Pat Grossi is a a true postmodernist — which is to say that on You Are All I See, his debut album as Active Child, there is no one dominant narrative, but a string of coexisting, albeit seemingly divergent ideas. It's not that classical harp, '80s synthpop, and slow-jam R&B are incapable of getting along, but more that before Grossi, no one ever put them in the same room. The end result is chilling at times — with Grossi's inimitable choir-like falsetto grimly anchoring standouts like "Way Too Fast" and the title track — but when the lights go down on "Playing House," it's like moving out of the church and into the bedroom. Throughout decades of rock 'n' roll history, there's still nothing like unexpected sex.
Obscurities is the latest release by acclaimed (and out) singer-songwriter Stephin Merritt, and if you're interested in tracing artistic trajectories, this 14-song collection will come in handy: Assembling the many compilation appearances, outtakes, and previously unreleased material that led up to the release of Magnetic Fields' universally loved — and impossibly epic — 69 Love Songs boxset, Obscurities reassesses what it means to be a castoff. In less capable hands, songs like "I Don't Believe You" and "Take Ecstasy With Me" could be centerpieces for a "proper" album.
Also out today: Various Artists — Muppets: The Green Album (Walt Disney), Stephen Malkmus & The Jicks — Mirror Traffic (Matador), CSS — La Liberación (Fontana), Goldie — Fabriclive 58 (Fabric), Austra — Sparkle EP (Domino)
SOUND & VISION:
Mirror Mirror — "Interiors"
I missed this one when it came out earlier this month, so let's correct that wrong right now: From their second album Interiors, due out next week, New York's Mirror Mirror make atmospheric neo-psych with a gentle gothic touch — a perfect backdrop, then, for this noir-inspired clip starring Rumi Missabu, one of the final survivors from San Francisco's legendary drag collective The Cockettes. Seriously, it's a work of art.
Snow Patrol — "Called Out In The Dark"
They came into mainstream prominence as the Scottish answer to Coldplay, so skeptics might be quick to call foul on the disco-fused lead single from Snow Patrol's forthcoming sixth album — as if they were riding trends or something. But if Gary Lightbody proves anything on "Called Out In The Dark," it's that he knows a little something about club music: Years before Snow Patrol, Lightbody was a house music DJ and even wrote a song for UK house stalwarts Freeform Five. The authenticity — and playfulness — on his band's latest single shows.
Chromeo — "When The Night Falls" (feat. Solange Knowles)
Fresh from her collaboration with Rewards for the DFA label, Beyoncé's little sister moves further down the indie-dance rabbithole with a cameo on the latest single by French Canadian electro-funk duo Chromeo. "When The Night Falls" is the fourth single from Business Casual, but the first to feature a street gang of angry pregnant women.

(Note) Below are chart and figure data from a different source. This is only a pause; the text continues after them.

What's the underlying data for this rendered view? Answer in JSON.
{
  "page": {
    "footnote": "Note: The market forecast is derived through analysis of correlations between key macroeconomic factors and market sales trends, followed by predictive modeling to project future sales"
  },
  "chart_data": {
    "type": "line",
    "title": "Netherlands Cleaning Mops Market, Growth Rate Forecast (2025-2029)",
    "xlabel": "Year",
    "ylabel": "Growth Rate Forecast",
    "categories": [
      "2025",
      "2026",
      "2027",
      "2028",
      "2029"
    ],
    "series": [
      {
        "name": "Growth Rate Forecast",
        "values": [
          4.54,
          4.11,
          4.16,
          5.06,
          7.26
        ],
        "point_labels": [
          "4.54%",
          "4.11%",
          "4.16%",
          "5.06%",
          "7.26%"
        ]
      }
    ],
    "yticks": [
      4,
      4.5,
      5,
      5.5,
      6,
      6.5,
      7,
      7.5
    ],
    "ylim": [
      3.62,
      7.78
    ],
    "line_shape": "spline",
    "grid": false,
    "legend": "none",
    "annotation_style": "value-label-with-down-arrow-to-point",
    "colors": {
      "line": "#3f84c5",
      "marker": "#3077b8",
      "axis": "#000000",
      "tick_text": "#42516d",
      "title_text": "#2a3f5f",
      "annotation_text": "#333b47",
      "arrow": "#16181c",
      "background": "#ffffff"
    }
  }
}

Matt & Kim, Andrew WK & Soulja Boy — "I'm A Goner"
This week's unlikely collaboration: Brooklyn's cutest power pop duo Matt & Kim team up with the frequently bloody Andrew WK and Atlanta rap prodigy-cum-whipping post Soulja Boy for "I'm A Goner." The surprisingly successful song is available as a free download now, and its video reestablishes Matt & Kim's lock on feel-good filmmaking — even if everyone in the clip is technically dead. It's like "Thriller" for hipsters.